Troy is perhaps not the place where you'd expect to find a fine representation of Indian, Oaxacan, Guatemalan, and Mediterranean cuisine. Yet it's becoming one of metro Detroit better culinary cities for its diversity.

If you're familiar with metro Detroit cuisine, then you know that when we say Mediterranean food, we almost always mean Lebanese. But there's more to the Mediterranean Sea than Lebanon, and the Egyptian Lolo Potluck is proof that the region's other cuisines are worth a look. The small restaurant bills itself as a Mediterranean-Egyptian eatery, and it specializes in mahshy, a common, colorful Egyptian plate that's similar to grape leaves. But Lolo's replaces the grape leave wraps with cabbage, eggplant, or green pepper, and Egyptian grape leaves — unlike those of Lebanon — are always vegetarian. The meat won't be missed because Lolo's stuffs the wraps with a super fragrant, red mix of rice, tomatoes, onions, parsley, dill, and cilantro along with a hit of cumin. It's cooked for an hour, which breaks down the purple eggplant or white cabbage shells a bit and leaves the package soft and warm.

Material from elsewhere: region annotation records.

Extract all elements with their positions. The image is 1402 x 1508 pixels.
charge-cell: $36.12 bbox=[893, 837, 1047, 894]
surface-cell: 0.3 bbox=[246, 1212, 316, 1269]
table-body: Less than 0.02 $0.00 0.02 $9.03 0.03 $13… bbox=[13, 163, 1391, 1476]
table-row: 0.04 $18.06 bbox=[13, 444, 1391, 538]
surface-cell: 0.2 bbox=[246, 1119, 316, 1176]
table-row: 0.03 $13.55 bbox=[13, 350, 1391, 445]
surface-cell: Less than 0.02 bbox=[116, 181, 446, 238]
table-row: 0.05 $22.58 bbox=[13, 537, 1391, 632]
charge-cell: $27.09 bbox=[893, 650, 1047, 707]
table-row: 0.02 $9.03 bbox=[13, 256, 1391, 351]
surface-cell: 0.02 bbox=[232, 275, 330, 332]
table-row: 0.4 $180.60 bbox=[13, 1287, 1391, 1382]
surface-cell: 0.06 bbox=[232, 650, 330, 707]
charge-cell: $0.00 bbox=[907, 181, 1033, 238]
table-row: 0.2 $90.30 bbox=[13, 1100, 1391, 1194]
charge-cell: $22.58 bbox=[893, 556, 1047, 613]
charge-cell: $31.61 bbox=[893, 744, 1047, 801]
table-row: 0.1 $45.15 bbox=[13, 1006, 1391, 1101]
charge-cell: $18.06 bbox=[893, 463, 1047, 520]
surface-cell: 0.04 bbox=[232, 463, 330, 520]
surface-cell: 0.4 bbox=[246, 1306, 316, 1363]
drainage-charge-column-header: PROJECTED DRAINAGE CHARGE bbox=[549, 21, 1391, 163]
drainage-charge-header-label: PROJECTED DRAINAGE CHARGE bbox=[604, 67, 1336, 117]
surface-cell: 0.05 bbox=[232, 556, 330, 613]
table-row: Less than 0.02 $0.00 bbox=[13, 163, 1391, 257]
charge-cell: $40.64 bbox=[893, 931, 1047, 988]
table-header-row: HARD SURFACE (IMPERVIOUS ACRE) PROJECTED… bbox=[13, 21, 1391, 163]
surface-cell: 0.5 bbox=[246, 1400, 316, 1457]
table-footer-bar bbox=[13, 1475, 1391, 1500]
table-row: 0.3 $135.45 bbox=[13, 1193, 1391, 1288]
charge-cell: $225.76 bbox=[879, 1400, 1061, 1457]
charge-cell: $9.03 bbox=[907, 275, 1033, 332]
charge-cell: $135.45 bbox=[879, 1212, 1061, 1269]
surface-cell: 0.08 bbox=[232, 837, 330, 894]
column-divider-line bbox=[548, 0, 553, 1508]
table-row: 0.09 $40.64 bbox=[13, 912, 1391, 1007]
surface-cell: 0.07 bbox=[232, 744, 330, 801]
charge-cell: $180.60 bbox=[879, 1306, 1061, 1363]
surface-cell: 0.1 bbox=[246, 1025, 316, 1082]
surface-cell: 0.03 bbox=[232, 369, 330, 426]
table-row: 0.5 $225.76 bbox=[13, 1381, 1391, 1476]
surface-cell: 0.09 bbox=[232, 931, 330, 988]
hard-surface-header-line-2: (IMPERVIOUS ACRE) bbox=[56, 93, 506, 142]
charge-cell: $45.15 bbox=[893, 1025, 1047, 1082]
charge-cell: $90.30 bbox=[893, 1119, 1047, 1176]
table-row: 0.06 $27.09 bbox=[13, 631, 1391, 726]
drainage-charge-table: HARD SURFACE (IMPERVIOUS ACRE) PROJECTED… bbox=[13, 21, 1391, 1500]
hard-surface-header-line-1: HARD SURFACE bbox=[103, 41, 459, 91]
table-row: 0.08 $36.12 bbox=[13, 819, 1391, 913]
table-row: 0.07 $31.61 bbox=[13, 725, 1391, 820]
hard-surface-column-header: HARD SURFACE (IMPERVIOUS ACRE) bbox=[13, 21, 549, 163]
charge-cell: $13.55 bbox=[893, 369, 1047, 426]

El Parian Taco Truck in Southwest Detroit
(A truck is usually parked in front of a party store at Vernor Highway and Ferdinand Street. Another El Parian truck is usually parked at the corner of Vernor Highway, Waterman Road, and Dix Street)

It's hard to find a properly prepared al pastor taco in Michigan, even in Southwest Detroit, where the city's signs are in Spanish, and ancho and guajillo peppers are sold by the sack. But one of the best sports for the slightly sweet and salty pastor pork — the kind with brightness and depth — is El Parian taco truck on Vernor in Southwest.

That's partly attributable to Parian charring its pork and carving it from a spinning trompo, a Mexican spit similar to what we usually see used with gyro meat. That gives it the right and proper texture and flavor, though utilizing the trompo is a semi-rare practice in Detroit, as many seem to lamely favor the griddle.

Parian's al pastor comes laced with caramelized onion, covered with the requisite layer of diced onion and cilantro, folded into a warm corn tortilla, then served next to more caramelized onions and a grilled jalapeño. Don't forget the acidic marinated onions, carrots, and radishes.